Wednesday, December 15, 2010

T.03.22 Fire and Ice

In Which Bella Sleeps With Jacob


SumUp F-

Yeah, straight to SumUp because this is some hardcore BS manipulation by Meyer to create a situation where Bella and Jacob sleep in the same sleeping bag while Edward the cuckold looks on. This is moronic on every. single. conceivable. LEVEL AAAAGH  @#$%^&

Remember a whole chapter ago when Alice warned them it was snowing in the mountains? Remember the fact that Bella works at a sporting supply store and that the Cullens are stocked to the rafters with camping gear? Because we start the chapter with Bella freezing to death in a tent at two in the morning. Nobody packed a winter sleeping bag or a heater or heat packs or any of the thousands of other items you can buy to camp in the cold. Hey Edward, a propane tent heater costs less than 100 bucks. They also have these little chemical-packs that produce heat for a few hours. They cost a dollar each. Instead of buying that new motorcycle, you could have bought a few thousand and your girlfriend wouldn't be freezing to death in front of you. You could have built a mattress out of them. With barely a hiccup in your family fortune you could have constructed an IGLOO out of heating packs and cans of Sterno.

Oh, and Edward is afraid to breathe on her. You don't breathe, idiot. Maybe if the author was keeping note instead of setting up this ludicrous situation to get Jacob and Bella into bed together.

But the Cullens don't have to worry about the cold, so they'd forget. No, no they wouldn't. They don't take tents on their hunts, I'd wager. They don't sleep, remember? So if they're going to sit down and figure out what Bella needs on Mount Iceberg, the tent is just the first of a dozen things they'd have to remember. Why pack a crap sleeping bag if Alice knew and told them it was going to be freezing? If they're buying camping gear, they at least have to understand the mechanics so they don't buy idiotic gear. These people are supposed to LOVE this girl and they sent her into the snow with flip-flops and silk sheets?

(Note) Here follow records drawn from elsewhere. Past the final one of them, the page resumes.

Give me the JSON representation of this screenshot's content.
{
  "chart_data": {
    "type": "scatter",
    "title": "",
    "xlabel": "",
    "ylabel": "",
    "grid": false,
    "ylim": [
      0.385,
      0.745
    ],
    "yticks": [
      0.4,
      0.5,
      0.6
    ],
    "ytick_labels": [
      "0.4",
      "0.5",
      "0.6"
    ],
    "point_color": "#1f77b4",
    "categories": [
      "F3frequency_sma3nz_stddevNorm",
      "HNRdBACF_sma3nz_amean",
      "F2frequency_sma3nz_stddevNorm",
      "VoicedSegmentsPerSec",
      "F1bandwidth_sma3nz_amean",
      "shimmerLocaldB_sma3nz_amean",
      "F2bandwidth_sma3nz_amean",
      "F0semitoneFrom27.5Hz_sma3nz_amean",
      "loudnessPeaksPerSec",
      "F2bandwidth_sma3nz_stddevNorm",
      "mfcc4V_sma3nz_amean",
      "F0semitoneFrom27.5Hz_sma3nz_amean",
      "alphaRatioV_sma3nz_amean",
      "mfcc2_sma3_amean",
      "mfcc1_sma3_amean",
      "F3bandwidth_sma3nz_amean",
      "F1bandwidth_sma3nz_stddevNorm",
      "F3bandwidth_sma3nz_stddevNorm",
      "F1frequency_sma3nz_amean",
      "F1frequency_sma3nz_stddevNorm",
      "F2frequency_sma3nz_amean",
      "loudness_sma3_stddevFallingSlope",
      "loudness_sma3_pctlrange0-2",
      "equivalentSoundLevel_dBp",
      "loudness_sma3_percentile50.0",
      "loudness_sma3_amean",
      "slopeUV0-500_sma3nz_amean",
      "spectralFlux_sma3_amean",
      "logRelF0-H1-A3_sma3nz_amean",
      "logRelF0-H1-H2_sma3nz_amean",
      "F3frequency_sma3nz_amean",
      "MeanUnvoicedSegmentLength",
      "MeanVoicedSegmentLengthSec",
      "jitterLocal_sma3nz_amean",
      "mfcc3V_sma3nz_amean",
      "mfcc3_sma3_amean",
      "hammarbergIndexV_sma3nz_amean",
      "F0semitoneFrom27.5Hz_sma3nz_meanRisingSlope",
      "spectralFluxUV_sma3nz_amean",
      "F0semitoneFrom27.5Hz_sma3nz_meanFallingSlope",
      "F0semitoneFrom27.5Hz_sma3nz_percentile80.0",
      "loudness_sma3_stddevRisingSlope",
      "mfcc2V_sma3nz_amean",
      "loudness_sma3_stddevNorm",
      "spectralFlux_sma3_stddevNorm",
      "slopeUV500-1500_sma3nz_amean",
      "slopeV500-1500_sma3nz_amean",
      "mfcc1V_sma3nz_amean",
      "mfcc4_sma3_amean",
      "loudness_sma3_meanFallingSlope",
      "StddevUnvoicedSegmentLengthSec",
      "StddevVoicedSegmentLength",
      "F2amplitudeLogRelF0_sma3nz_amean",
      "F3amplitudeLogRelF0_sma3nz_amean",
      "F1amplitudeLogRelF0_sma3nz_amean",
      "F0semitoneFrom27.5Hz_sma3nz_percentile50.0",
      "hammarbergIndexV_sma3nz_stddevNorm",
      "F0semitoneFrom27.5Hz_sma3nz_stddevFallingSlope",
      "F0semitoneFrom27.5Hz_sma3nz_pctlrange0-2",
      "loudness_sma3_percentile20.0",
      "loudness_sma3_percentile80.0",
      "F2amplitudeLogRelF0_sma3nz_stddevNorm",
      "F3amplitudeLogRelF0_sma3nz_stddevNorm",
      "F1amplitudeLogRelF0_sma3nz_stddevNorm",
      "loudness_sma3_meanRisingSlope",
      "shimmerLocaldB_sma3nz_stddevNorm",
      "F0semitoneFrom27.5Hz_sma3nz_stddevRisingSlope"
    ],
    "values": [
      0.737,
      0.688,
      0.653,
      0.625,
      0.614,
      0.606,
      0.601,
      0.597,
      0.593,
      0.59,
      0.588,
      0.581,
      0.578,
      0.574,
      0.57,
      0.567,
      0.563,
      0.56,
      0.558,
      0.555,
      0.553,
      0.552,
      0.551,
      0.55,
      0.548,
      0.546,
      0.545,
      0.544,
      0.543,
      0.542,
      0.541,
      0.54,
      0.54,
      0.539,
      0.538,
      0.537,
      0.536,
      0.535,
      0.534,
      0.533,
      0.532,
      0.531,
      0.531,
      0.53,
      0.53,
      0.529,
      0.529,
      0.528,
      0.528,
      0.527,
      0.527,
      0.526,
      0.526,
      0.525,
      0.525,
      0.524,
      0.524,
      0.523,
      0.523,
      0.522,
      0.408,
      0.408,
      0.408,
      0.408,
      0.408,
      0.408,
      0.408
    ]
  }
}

So Jacob shows up with a PARKA and climbs into the tent. Obvious plan A: have him wear the parka for a minute and then put it on her. Problem solved. Plan B: Have him climb into the sleeping bag WITHOUT Bella and warm it up. Plan C: Go werewolf an lay next to her when you're not a shirtless teenager. Or a hundred other ways he could warm the tent without climbing into bed with her.

But that's not what Meyer wants. She wants a shirtless Jacob to climb into bed with Bella so they can cuddle while Edward watches. It's ridiculous in the extreme. Meyer schemed to set this up. Period. This isn't something the characters would have done, Meyer wanted the readers to coo and giggle about Jacob sleeping with Bella, so she constructed a flimsy and transparent plot to make it happen. All respect I might have had for this series has long since left, but I really wasn't that far into outright hatred and loathing. I just moved a few notches in that direction, though.

Once we've established the sex scene, we move on to cheating the narrative. I complained bitterly about Meyer cheating the First Person Narrator with things like Psychic powers, but now we go even further. While Bella is dozing, Edward and Jacob have a long conversation. Meyer wants the reader to hear this conversation, but Jacob and Edward are never going to have it in front of Bella. So what do we get?

"I was too far gone to ask them to stop talkign about me"

"the conversation had taken on a dreamlike quality to me, and I wasn't sure I was really awake"

"What a strange dream it was"

"... this whispered dream"

That, ladies and gents, is cheating. Bald, unrepentant, lazy cheating by Ms. Meyer. She wants her cake (the ease of writing and stylistic immediacy of a first person narrative) and wants to eat it (having a conversation outside the narrator's hearing). Now it's not like it never happens, people eavesdrop or find other ways to hear a conversation about themselves, but Meyer can't be bothered to work this out. After all, she's gone through all the trouble of having the whole sordid love triangle in this tent! Why waste such a perfect opportunity? So we get a whole chapter of not-sleeping Bella hearing intimate details about her boyfriends.

So what topics do Jacob and Edward cover while sitting/laying next to Bella? Bella, of course. They both love her. They don't want to lose her. There's some great character insight, and it's impossible. No teen boys are going to sit around and calmly discuss how much they love a girl with a rival. This is some bizarre, narcissistic fantasy world where hot guys talk frankly about intimate feelings within hearing distance of the girl they both love. Edward describes the blindingly obvious logic of turning Bella into a vampire. Jacob pushes him to see that Bella would be better off with a less immortal boyfriend. They agree to disagree. Riiiiiight.

Edward also give Jacob explicit permission to continue trying to woo Bella. The stalker gets permission from the boyfriend. The FIANCEE no less. Sinclair's garters... the hell... I don't even...

Ugh.

They also realize that Bella is planning to try and help, which of course they won't allow because that would make her something other than a damsel in distress.

I just... whatever.
F-
Zero points.
No, this gets negative points. This is horrible. This is irredeemable tripe.